The Highway Code states that you should move out of the way but not endanger other road users
Drivers are being warned about moving out of the way of emergency service vehicles, as doing so could land you in trouble with the law and a huge fine of up to £1,000.
Motorists are told to give way to emergency service vehicles such as ambulances, fire engines, police cars and emergency doctor cars, so how can it be that a fine can be issued for doing what drivers believe is the right thing to do?
Drivers could get into trouble for ending up in a bus lane, stopping in a yellow box junction or running a red light to allow an emergency vehicle to pass by when their lights are flashing – these are still classed as driving offences that are punishable even if you’ve moved out of the way for such a vehicle.
If you get caught running a red light you could be issued with a fine of up to £1,000 despite the fact that you’ve been moving out of the way of an emergency service vehicle to let it pass.
According to the Highway Code, motorists should be aware of such vehicles on the road but must never endanger other road users:
“You should look and listen for ambulances, fire engines, police, doctors or other emergency vehicles using flashing blue, red or green lights and sirens or flashing headlights, or Highways Agency Traffic Officer and Incident Support vehicles using flashing amber lights. When one approaches do not panic.
“Consider the route of such a vehicle and take appropriate action to let it pass, while complying with all traffic signs.
“If necessary, pull to the side of the road and stop, but try to avoid stopping before the brow of a hill, a bend or narrow section of road.
“Do not endanger yourself, other road users or pedestrians and avoid mounting the kerb.
“Do not brake harshly on approach to a junction or roundabout, as a following vehicle may not have the same view as you.”
To ensure motorists safely move out of the way for emergency service vehicles, GEM Motoring Assist came up with the Blue Light Aware campaign.
And whilst most emergency service vehicles flash blue lights when they need other road users to be aware of their presence, doctor’s vehicles flash a green light, however motorists must still try and assist them by moving out of the way safely.
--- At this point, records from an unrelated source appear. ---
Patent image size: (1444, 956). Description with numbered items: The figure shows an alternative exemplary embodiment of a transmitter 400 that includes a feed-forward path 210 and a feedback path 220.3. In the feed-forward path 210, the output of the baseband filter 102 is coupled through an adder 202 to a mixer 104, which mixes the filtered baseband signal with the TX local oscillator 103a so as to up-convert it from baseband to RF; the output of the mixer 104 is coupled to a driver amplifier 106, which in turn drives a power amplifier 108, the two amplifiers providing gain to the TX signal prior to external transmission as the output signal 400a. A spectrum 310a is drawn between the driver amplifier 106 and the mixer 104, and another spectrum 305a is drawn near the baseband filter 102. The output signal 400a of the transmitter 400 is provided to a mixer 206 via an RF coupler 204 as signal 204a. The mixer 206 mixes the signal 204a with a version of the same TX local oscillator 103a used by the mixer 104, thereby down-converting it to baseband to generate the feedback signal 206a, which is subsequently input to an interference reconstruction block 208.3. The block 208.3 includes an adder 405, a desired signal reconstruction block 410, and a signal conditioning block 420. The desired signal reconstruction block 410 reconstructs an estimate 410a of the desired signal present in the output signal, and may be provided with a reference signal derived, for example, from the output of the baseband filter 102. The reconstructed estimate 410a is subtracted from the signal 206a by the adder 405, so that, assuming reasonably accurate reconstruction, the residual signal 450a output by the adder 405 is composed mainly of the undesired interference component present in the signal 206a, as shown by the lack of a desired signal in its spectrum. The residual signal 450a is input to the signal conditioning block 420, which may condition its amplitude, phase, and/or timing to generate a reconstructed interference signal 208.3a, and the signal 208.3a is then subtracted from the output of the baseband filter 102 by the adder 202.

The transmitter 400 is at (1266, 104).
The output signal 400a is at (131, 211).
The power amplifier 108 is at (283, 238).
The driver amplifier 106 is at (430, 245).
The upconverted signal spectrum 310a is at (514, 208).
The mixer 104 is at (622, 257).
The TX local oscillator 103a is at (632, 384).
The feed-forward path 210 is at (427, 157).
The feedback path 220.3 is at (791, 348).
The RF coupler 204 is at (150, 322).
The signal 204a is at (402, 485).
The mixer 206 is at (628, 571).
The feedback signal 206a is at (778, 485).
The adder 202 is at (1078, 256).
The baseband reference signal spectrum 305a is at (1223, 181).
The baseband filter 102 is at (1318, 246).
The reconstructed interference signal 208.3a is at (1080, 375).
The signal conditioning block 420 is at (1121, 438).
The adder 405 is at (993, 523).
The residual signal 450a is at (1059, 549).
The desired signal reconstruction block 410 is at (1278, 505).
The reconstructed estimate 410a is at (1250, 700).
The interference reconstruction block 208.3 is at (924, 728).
Occasionally there will be times when an emergency service vehicle comes to a set of traffic lights on red with other vehicles in front of them but the driver knows that these motorists are not able to ‘jump’ the red light so will not activate their lights and sirens until it it safe enough for the vehicle in front to drive over the solid while line at the junction.
Sometimes, a uniformed police officer may be brought in to direct a motorist through a set of traffic lights on red.